EU officials are set to discuss imposing a vaccine export ban this week

- PMLiVE

The row between the UK and EU over COVID-19 vaccine supplies continues, with Prime Minister Boris Johnson set to to speak to EU leaders ahead of a virtual meeting on Thursday regarding imposing vaccine export bans.

Last week, the European Commission’s (EC) president Ursula von der Leyen warned that the EU may halt exports to countries with ‘higher vaccination rates’ if supplies to the EU do not increase.

Von der Leyen added that she wants “to see reciprocity and proportionality in exports, and we are ready to use whatever tool we need to deliver on that”.

This could involve triggering article 122 of the EU treaty, according to von der Leyen, which would allow the EU to take ‘exceptional measures’ to secure supplies of COVID-19 vaccines when ‘severe difficulties arise’ in the supply.

Following this, Johnson told reporters that he was “reassured by talking to EU partners over the last few months that they don’t want to see blockades”.

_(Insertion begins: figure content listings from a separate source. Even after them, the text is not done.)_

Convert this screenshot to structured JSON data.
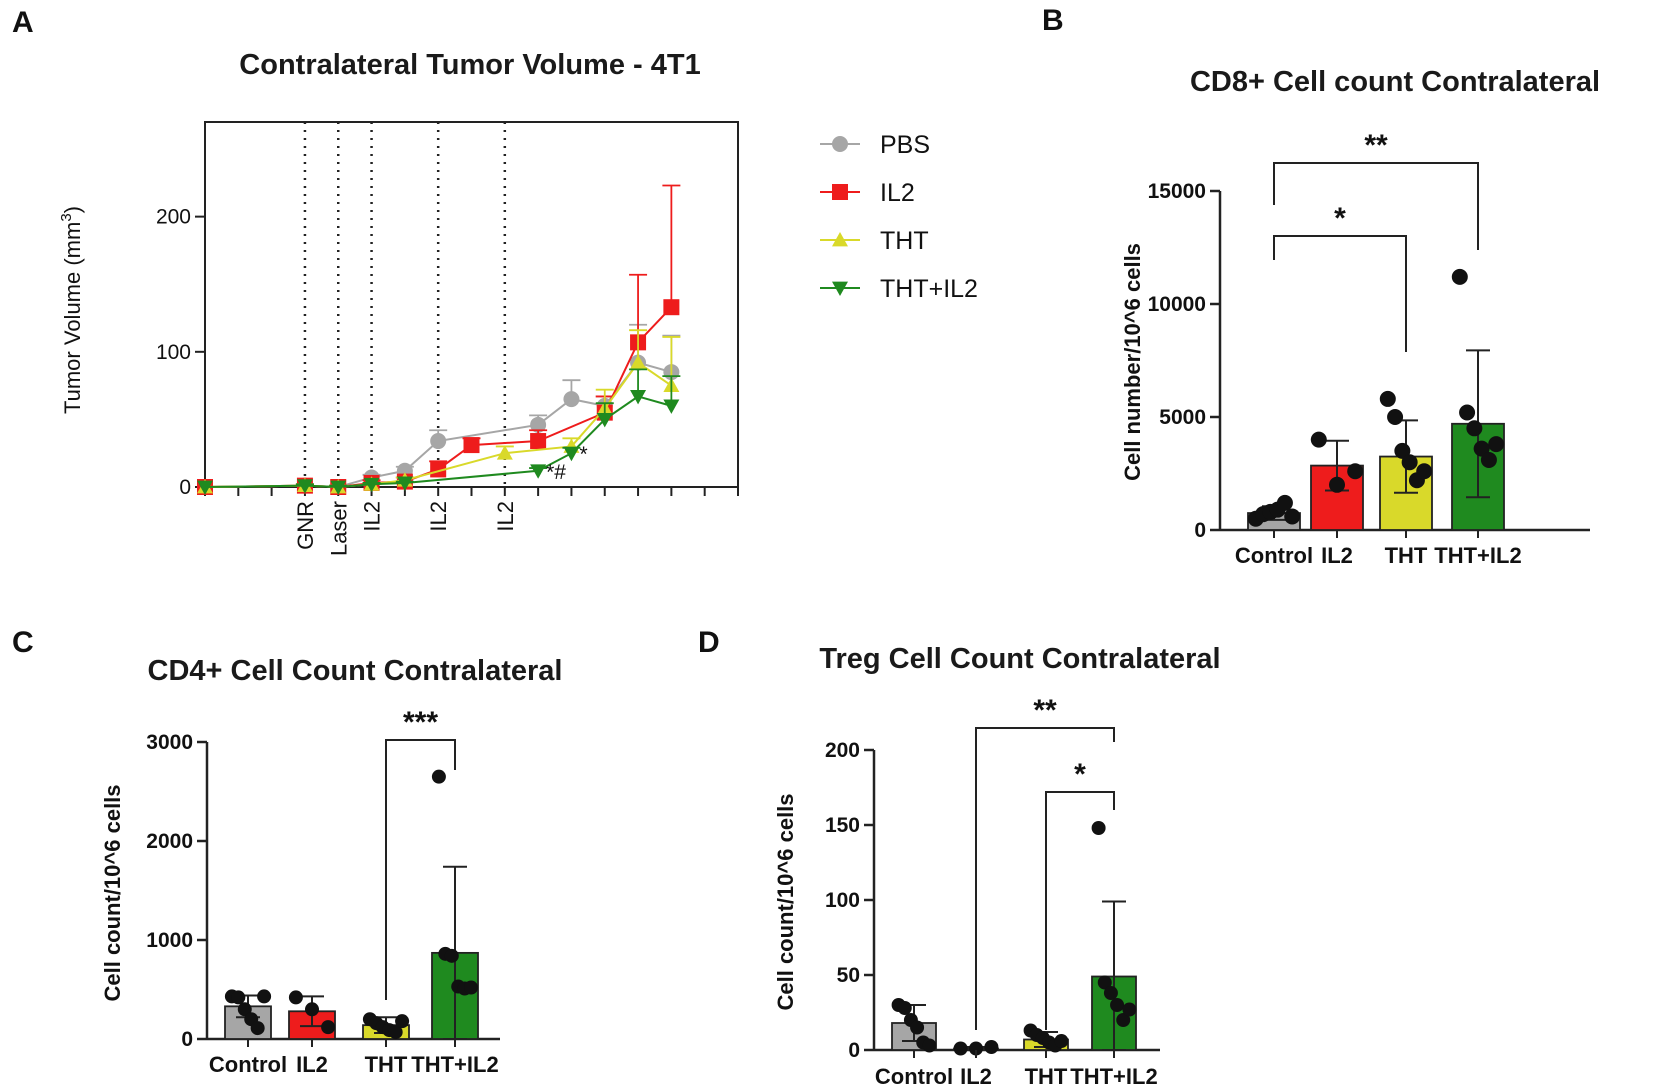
{
  "panels": {
    "A": {
      "letter": "A"
    },
    "B": {
      "letter": "B"
    },
    "C": {
      "letter": "C"
    },
    "D": {
      "letter": "D"
    }
  },
  "chart_data": [
    {
      "type": "line",
      "panel": "A",
      "title": "Contralateral Tumor Volume - 4T1",
      "ylabel": "Tumor Volume (mm",
      "ylabel_sup": "3",
      "ylabel_end": ")",
      "ylim": [
        0,
        270
      ],
      "xlim": [
        0,
        16
      ],
      "yticks": [
        0,
        100,
        200
      ],
      "xticks": [
        0,
        1,
        2,
        3,
        4,
        5,
        6,
        7,
        8,
        9,
        10,
        11,
        12,
        13,
        14,
        15,
        16
      ],
      "events": [
        {
          "x": 3,
          "label": "GNR"
        },
        {
          "x": 4,
          "label": "Laser"
        },
        {
          "x": 5,
          "label": "IL2"
        },
        {
          "x": 7,
          "label": "IL2"
        },
        {
          "x": 9,
          "label": "IL2"
        }
      ],
      "series": [
        {
          "name": "PBS",
          "color": "#a6a6a6",
          "marker": "circle",
          "x": [
            0,
            3,
            4,
            5,
            6,
            7,
            10,
            11,
            12,
            13,
            14
          ],
          "y": [
            0,
            1,
            0,
            7,
            12,
            34,
            46,
            65,
            60,
            92,
            85
          ],
          "err": [
            0,
            1,
            1,
            2,
            3,
            8,
            7,
            14,
            7,
            28,
            27
          ]
        },
        {
          "name": "IL2",
          "color": "#ee1c1c",
          "marker": "square",
          "x": [
            0,
            3,
            4,
            5,
            6,
            7,
            8,
            10,
            12,
            13,
            14
          ],
          "y": [
            0,
            1,
            0,
            3,
            4,
            13,
            31,
            34,
            55,
            107,
            133
          ],
          "err": [
            0,
            1,
            1,
            2,
            3,
            6,
            5,
            8,
            12,
            50,
            90
          ]
        },
        {
          "name": "THT",
          "color": "#d9d92a",
          "marker": "triangle",
          "x": [
            0,
            3,
            4,
            5,
            6,
            9,
            11,
            12,
            13,
            14
          ],
          "y": [
            0,
            1,
            0,
            2,
            5,
            25,
            30,
            58,
            92,
            75
          ],
          "err": [
            0,
            1,
            1,
            1,
            2,
            5,
            6,
            14,
            24,
            36
          ]
        },
        {
          "name": "THT+IL2",
          "color": "#1f8a1f",
          "marker": "triangle-down",
          "x": [
            0,
            3,
            4,
            5,
            6,
            10,
            11,
            12,
            13,
            14
          ],
          "y": [
            0,
            1,
            0,
            2,
            3,
            12,
            25,
            50,
            67,
            60
          ],
          "err": [
            0,
            1,
            1,
            1,
            1,
            2,
            4,
            12,
            20,
            22
          ]
        }
      ],
      "annotations": [
        {
          "text": "*#",
          "x": 10,
          "y": 12
        },
        {
          "text": "*",
          "x": 11,
          "y": 25
        }
      ]
    },
    {
      "type": "bar",
      "panel": "B",
      "title": "CD8+ Cell count Contralateral",
      "ylabel": "Cell number/10^6 cells",
      "ylim": [
        0,
        15000
      ],
      "yticks": [
        0,
        5000,
        10000,
        15000
      ],
      "categories": [
        "Control",
        "IL2",
        "THT",
        "THT+IL2"
      ],
      "colors": [
        "#a6a6a6",
        "#ee1c1c",
        "#d9d92a",
        "#1f8a1f"
      ],
      "values": [
        750,
        2850,
        3250,
        4700
      ],
      "errors": [
        300,
        1100,
        1600,
        3250
      ],
      "points": [
        [
          500,
          700,
          800,
          900,
          1200,
          600
        ],
        [
          4000,
          2000,
          2600
        ],
        [
          5800,
          5000,
          3500,
          3000,
          2200,
          2600
        ],
        [
          11200,
          5200,
          4500,
          3600,
          3100,
          3800
        ]
      ],
      "significance": [
        {
          "from": 0,
          "to": 2,
          "label": "*"
        },
        {
          "from": 0,
          "to": 3,
          "label": "**"
        }
      ]
    },
    {
      "type": "bar",
      "panel": "C",
      "title": "CD4+ Cell Count Contralateral",
      "ylabel": "Cell count/10^6 cells",
      "ylim": [
        0,
        3000
      ],
      "yticks": [
        0,
        1000,
        2000,
        3000
      ],
      "categories": [
        "Control",
        "IL2",
        "THT",
        "THT+IL2"
      ],
      "colors": [
        "#a6a6a6",
        "#ee1c1c",
        "#d9d92a",
        "#1f8a1f"
      ],
      "values": [
        330,
        280,
        140,
        870
      ],
      "errors": [
        110,
        150,
        80,
        870
      ],
      "points": [
        [
          430,
          420,
          300,
          200,
          110,
          430
        ],
        [
          420,
          300,
          120
        ],
        [
          200,
          160,
          120,
          90,
          70,
          180
        ],
        [
          2650,
          860,
          840,
          530,
          510,
          520
        ]
      ],
      "significance": [
        {
          "from": 2,
          "to": 3,
          "label": "***"
        }
      ]
    },
    {
      "type": "bar",
      "panel": "D",
      "title": "Treg Cell  Count Contralateral",
      "ylabel": "Cell count/10^6 cells",
      "ylim": [
        0,
        200
      ],
      "yticks": [
        0,
        50,
        100,
        150,
        200
      ],
      "categories": [
        "Control",
        "IL2",
        "THT",
        "THT+IL2"
      ],
      "colors": [
        "#a6a6a6",
        "#ee1c1c",
        "#d9d92a",
        "#1f8a1f"
      ],
      "values": [
        18,
        1,
        7,
        49
      ],
      "errors": [
        12,
        1,
        5,
        50
      ],
      "points": [
        [
          30,
          28,
          20,
          15,
          5,
          3
        ],
        [
          1,
          1,
          2
        ],
        [
          13,
          10,
          8,
          5,
          3,
          6
        ],
        [
          148,
          45,
          38,
          30,
          20,
          27
        ]
      ],
      "significance": [
        {
          "from": 2,
          "to": 3,
          "label": "*"
        },
        {
          "from": 1,
          "to": 3,
          "label": "**"
        }
      ]
    }
  ]
}
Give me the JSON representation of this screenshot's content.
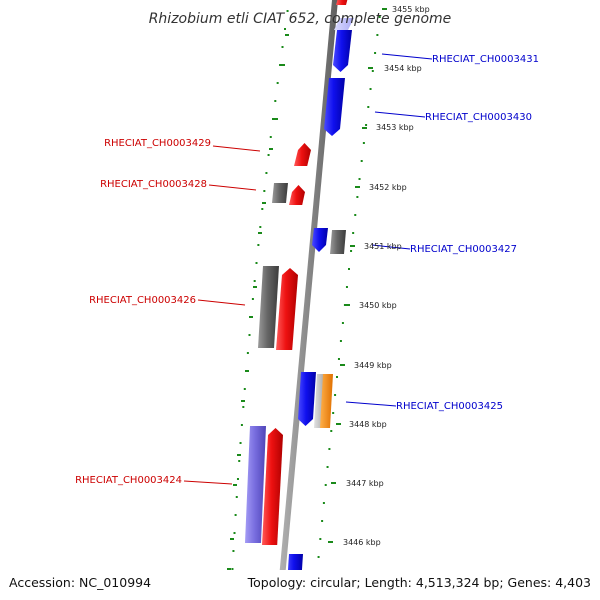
{
  "title": "Rhizobium etli CIAT 652, complete genome",
  "footer": {
    "accession": "Accession: NC_010994",
    "topology": "Topology: circular; Length: 4,513,324 bp; Genes: 4,403"
  },
  "scale_labels": [
    "3455 kbp",
    "3454 kbp",
    "3453 kbp",
    "3452 kbp",
    "3451 kbp",
    "3450 kbp",
    "3449 kbp",
    "3448 kbp",
    "3447 kbp",
    "3446 kbp"
  ],
  "gene_labels": [
    {
      "text": "RHECIAT_CH0003431",
      "strand": "plus"
    },
    {
      "text": "RHECIAT_CH0003430",
      "strand": "plus"
    },
    {
      "text": "RHECIAT_CH0003429",
      "strand": "minus"
    },
    {
      "text": "RHECIAT_CH0003428",
      "strand": "minus"
    },
    {
      "text": "RHECIAT_CH0003427",
      "strand": "plus"
    },
    {
      "text": "RHECIAT_CH0003426",
      "strand": "minus"
    },
    {
      "text": "RHECIAT_CH0003425",
      "strand": "plus"
    },
    {
      "text": "RHECIAT_CH0003424",
      "strand": "minus"
    }
  ],
  "colors": {
    "plus_label": "#0000cc",
    "minus_label": "#cc0000",
    "backbone": "#8a8a8a",
    "dots": "#1a8a1a",
    "blue": "#1010ee",
    "red": "#ee1111",
    "grey": "#666666",
    "orange": "#ff8c00",
    "light_grey": "#bdbdbd",
    "purple": "#7a6fe0"
  }
}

The Prime Minister also issued a stark warning regarding the rise in cases on the continent, commenting that “people in [the UK] should be under no illusions that previous experience has taught us that when a wave hits our friends, I’m afraid it washes up on our shores as well”.

“I expect we will feel those effects in due course. That’s why we’re getting on with our vaccination programme as fast as we can,” said Johnson.

The issues of vaccine supply have caused the spotlight to fall on AstraZeneca’s (AZ) manufacturing plant in the Netherlands, which plans to produce doses of the company’s Oxford University-partnered vaccine.

According to the BBC, AZ has not formally applied for permission to deliver any shipment ‘imminently’ from the Dutch plant, run by Halix and based in Leiden.

“You have a UK production line which is producing exclusively for the UK, and AstraZeneca is significantly behind its deliveries to the EU and therefore it’s normal that we expect the plants based in the EU to be delivering to the EU customers,” said an EC official.

EU officials have said that AZ informed Brussels that the UK is using a clause in its supply contract to prevent vaccine exports until the British market is ‘fully served’, according to Reuters.

“The Brits are insisting that the Halix plant in the Netherlands must deliver the drug substance produced there to them. That doesn’t work. What is produced in Halix has to go to the EU,” an EU official told Reuters.

In the UK, health services have vaccinated a total of 26.8 million people between 8 December and 19 March – half of all adults in the country.